I'm a little frustrated. I bet someone dropped it when I was gone. :| It's not even a year old yet, and this was over $600. There is no pinhole. I got it in August of last year, so the warranty is still there. I'm a hesitant to call Toshiba again because I heard they charge for it, so I hung up after they said something about a credit card. The charger definitely works, I'm sure of it. It works with my sister's computer (also a Toshiba with a similar adapter).
I'm hoping go to an authorized service center to get this dealt with (doesn't void my warranty either). I don't trust their Depot center, but I never thought about asking about a data transfer. Do they do that? Will they do that


----------



## PcPhoenix (Jan 18, 2015)

CamiKitti said:


> I'm a little frustrated. I bet someone dropped it when I was gone. :| It's not even a year old yet, and this was over $600. There is no pinhole. I got it in August of last year, so the warranty is still there. I'm a hesitant to call Toshiba again because I heard they charge for it, so I hung up after they said something about a credit card. The charger definitely works, I'm sure of it. It works with my sister's computer (also a Toshiba with a similar adapter).
> I'm hoping go to an authorized service center to get this dealt with (doesn't void my warranty either). I don't trust their Depot center, but I never thought about asking about a data transfer. Do they do that? Will they do that


On a computer that does not turn on, the only way to get data off of it is to disassemble it and remove the hard drive physically. From that point, recovering the data is trivial. Buy a USB<->SATA adapter, and you'll be able to plug your removed drive into any computer like a flash drive, and just drag and drop the information you want off of there.

On most modern laptops, especially Ultrabooks, removing the hard drive involves disassembling the entire laptop, whereas in older computers you could just remove one or two screws and the hard drive would just slide out.

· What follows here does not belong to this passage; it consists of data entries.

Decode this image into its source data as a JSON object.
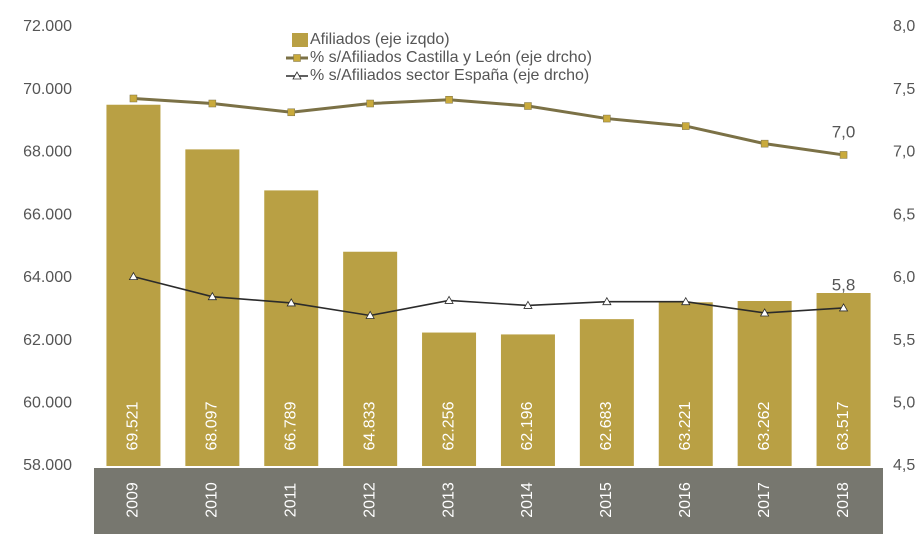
{
  "chart_data": {
    "type": "bar",
    "categories": [
      "2009",
      "2010",
      "2011",
      "2012",
      "2013",
      "2014",
      "2015",
      "2016",
      "2017",
      "2018"
    ],
    "series": [
      {
        "name": "Afiliados (eje izqdo)",
        "type": "bar",
        "color": "#b9a044",
        "values": [
          69521,
          68097,
          66789,
          64833,
          62256,
          62196,
          62683,
          63221,
          63262,
          63517
        ],
        "value_labels": [
          "69.521",
          "68.097",
          "66.789",
          "64.833",
          "62.256",
          "62.196",
          "62.683",
          "63.221",
          "63.262",
          "63.517"
        ]
      },
      {
        "name": "% s/Afiliados Castilla y León (eje drcho)",
        "type": "line",
        "axis": "y2",
        "color": "#7b7146",
        "marker": "square",
        "marker_color": "#c9aa3c",
        "values": [
          7.43,
          7.39,
          7.32,
          7.39,
          7.42,
          7.37,
          7.27,
          7.21,
          7.07,
          6.98
        ],
        "value_labels": [
          null,
          null,
          null,
          null,
          null,
          null,
          null,
          null,
          null,
          "7,0"
        ]
      },
      {
        "name": "% s/Afiliados sector España (eje drcho)",
        "type": "line",
        "axis": "y2",
        "color": "#2b2b2b",
        "marker": "triangle",
        "marker_color": "#ffffff",
        "values": [
          6.01,
          5.85,
          5.8,
          5.7,
          5.82,
          5.78,
          5.81,
          5.81,
          5.72,
          5.76
        ],
        "value_labels": [
          null,
          null,
          null,
          null,
          null,
          null,
          null,
          null,
          null,
          "5,8"
        ]
      }
    ],
    "ylim": [
      58000,
      72000
    ],
    "yticks": [
      {
        "value": 58000,
        "label": "58.000"
      },
      {
        "value": 60000,
        "label": "60.000"
      },
      {
        "value": 62000,
        "label": "62.000"
      },
      {
        "value": 64000,
        "label": "64.000"
      },
      {
        "value": 66000,
        "label": "66.000"
      },
      {
        "value": 68000,
        "label": "68.000"
      },
      {
        "value": 70000,
        "label": "70.000"
      },
      {
        "value": 72000,
        "label": "72.000"
      }
    ],
    "y2lim": [
      4.5,
      8.0
    ],
    "y2ticks": [
      {
        "value": 4.5,
        "label": "4,5"
      },
      {
        "value": 5.0,
        "label": "5,0"
      },
      {
        "value": 5.5,
        "label": "5,5"
      },
      {
        "value": 6.0,
        "label": "6,0"
      },
      {
        "value": 6.5,
        "label": "6,5"
      },
      {
        "value": 7.0,
        "label": "7,0"
      },
      {
        "value": 7.5,
        "label": "7,5"
      },
      {
        "value": 8.0,
        "label": "8,0"
      }
    ],
    "grid": false,
    "legend": "top"
  }
}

Dropping a laptop, unless it was dropped from a few feet onto concrete or something, usually will only damage the hard drive and the LCD screen, it will not stop the laptop from turning on. But anything is possible really. If the laptop was plugged in while it was dropped, the cord could have been pulled really hard and some leveraging action could have damaged the DC jack where you plug in your laptop. This could result in no power going in, or a short. Check, is your DC jack inside the laptop loose at all?

If your laptop really is under full warranty, you shouldn't have to pay anything to get it replaced. Call them and talk to them on the phone. Ask them why they need a card and shouldn't it be free.

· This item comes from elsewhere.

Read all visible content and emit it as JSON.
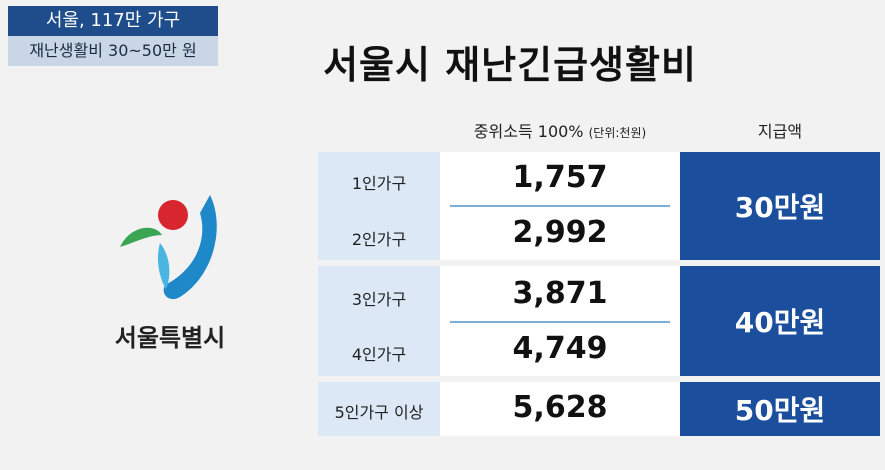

At the moment this sounds like a perfect job for a warranty replacement. You bought an expensive laptop that's still under warranty, it randomly dies, you should be able to get a new one.


----------



## CamiKitti (Aug 29, 2011)

Yes, I remember reading about the USB<->SATA adapter. The warranty is apparently only for the Depot service. The laptop wasn't plugged in when I left it. The DC jack was not loose when I checked. I'll try calling and see what they say.

UPDATE: It was out-of-warranty products that would have to pay for a repair. Phew. As for data backup, they gave me the okay to remove my hard drive, so I'll have a local tech person do that for me. Thank goodness. I hope this gets resolved.

Thank you, PCPhoenix.


----------



## PcPhoenix (Jan 18, 2015)

No problem. Glad it's all being sorted out.

Take care!


----------



## CamiKitti (Aug 29, 2011)

Update: Got my hard drive backed up, and guess what? The tech guy told me it's booting up now. He thinks something became loose, which probably caused the no bootup (probably being dropped not on my watch). I already paid for the Toshiba shipping box, so I'll mail it to them just in case there's something else wrong.


----------



## CamiKitti (Aug 29, 2011)

Update 2: Now, it's saying "Restart to repair drive errors". Oh, great. I researched this before doing anything, and I'm a bit iffy about it.


----------